Monday, November 16, 2009

Tell me your thoughts on this?

as i lay here thinking, pondering, worrying.


i wonder, i really wonder.


no not if its worth it. not if it should be.


i know i ive enjoyed myself. ive felt greater then ever before.


i feel as if know one could touch me.


not even the barren hollow soul that keeps you intact.





just if it makes sense, whether or not its at least decently written.

Tell me your thoughts on this?
This is what some people call 'word salad'. At first glance it looks like it means something profound. But then you look at it carefully and it's not really clear just -what- it means.





'As I lay here thinking, pondering, worrying


I wonder, I really wonder'.





So far so good. We expect some deep thought to follow, something profound.





'No not if it's worth it, not if it should be.'





Excuse me? If it's worth it? If it -should be- worth it? What are you saying exactly?





'I know I've enjoyed myself. I've felt greater than ever before'.





-than ever before- is a comparison. So what made you feel greater than ever before? Why not just say that you felt 'great'?





'I feel as if know one could touch me' (I'm assuming you mean 'no one'). Not even the barren hollow soul that keeps you intact'.
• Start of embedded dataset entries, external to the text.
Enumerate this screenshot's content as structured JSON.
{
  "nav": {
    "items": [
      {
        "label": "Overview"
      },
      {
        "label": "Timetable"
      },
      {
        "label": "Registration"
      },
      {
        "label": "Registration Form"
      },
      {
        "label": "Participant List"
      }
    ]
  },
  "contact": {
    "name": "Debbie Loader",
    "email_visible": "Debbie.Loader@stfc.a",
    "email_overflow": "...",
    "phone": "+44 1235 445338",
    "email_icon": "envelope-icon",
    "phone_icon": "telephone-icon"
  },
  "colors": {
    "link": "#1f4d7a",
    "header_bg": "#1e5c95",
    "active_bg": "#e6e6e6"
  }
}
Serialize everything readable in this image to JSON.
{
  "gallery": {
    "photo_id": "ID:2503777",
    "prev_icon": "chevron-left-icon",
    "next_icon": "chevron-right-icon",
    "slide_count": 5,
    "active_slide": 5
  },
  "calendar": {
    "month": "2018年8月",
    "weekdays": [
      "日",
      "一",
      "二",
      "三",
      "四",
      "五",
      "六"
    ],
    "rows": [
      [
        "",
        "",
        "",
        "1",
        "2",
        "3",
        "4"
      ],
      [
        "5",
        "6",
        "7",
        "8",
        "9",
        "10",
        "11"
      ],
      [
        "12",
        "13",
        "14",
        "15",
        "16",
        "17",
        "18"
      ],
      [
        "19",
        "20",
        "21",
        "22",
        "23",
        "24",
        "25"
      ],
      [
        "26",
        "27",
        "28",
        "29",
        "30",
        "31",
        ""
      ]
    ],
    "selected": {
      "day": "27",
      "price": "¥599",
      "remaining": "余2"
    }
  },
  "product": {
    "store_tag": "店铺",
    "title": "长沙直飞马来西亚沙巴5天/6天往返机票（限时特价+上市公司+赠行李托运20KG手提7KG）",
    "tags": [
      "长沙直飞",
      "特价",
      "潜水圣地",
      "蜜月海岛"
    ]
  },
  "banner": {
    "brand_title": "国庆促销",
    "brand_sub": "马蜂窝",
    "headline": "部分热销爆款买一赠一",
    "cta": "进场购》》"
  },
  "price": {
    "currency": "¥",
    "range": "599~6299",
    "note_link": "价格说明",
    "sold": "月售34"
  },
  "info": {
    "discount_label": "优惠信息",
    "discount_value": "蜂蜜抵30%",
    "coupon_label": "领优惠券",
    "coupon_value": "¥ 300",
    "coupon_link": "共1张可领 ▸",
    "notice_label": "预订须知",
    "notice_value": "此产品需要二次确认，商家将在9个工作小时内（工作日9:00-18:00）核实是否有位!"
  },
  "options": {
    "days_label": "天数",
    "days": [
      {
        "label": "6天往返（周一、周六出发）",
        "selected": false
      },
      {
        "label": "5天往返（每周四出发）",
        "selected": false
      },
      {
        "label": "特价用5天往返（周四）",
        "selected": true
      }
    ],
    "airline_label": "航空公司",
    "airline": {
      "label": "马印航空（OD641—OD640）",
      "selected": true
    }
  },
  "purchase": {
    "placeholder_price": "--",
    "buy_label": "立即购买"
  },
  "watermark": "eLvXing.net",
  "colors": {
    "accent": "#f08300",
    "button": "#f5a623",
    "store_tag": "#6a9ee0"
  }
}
Sorry, this makes no sense to me. It sounds good! But it doesn't mean anything (to me). Do you mean the barren hollow soul that keeps -me- intact? Or are you talking about someone else's barren hollow soul? How could that touch you? How does a barren hollow soul keep you intact?





It sounds like you do have a deep thought there, you just have to be clearer in explaining what you're trying to say. And there aren't any glaring grammatical errors.
Reply:One piece of your work seems to need more explanation for me please.





Your comment that you feel far greater than ever before, makes me happy but then you say that it is your barren, hollow soul that keeps you intact. That saddens me as it was not what I thought you were saying before. What have I missed?





As to your last question, no work is decently written without proper punctuation. It's mainly capitals that are missing. At least your spelling and expression are both good. Congratulations.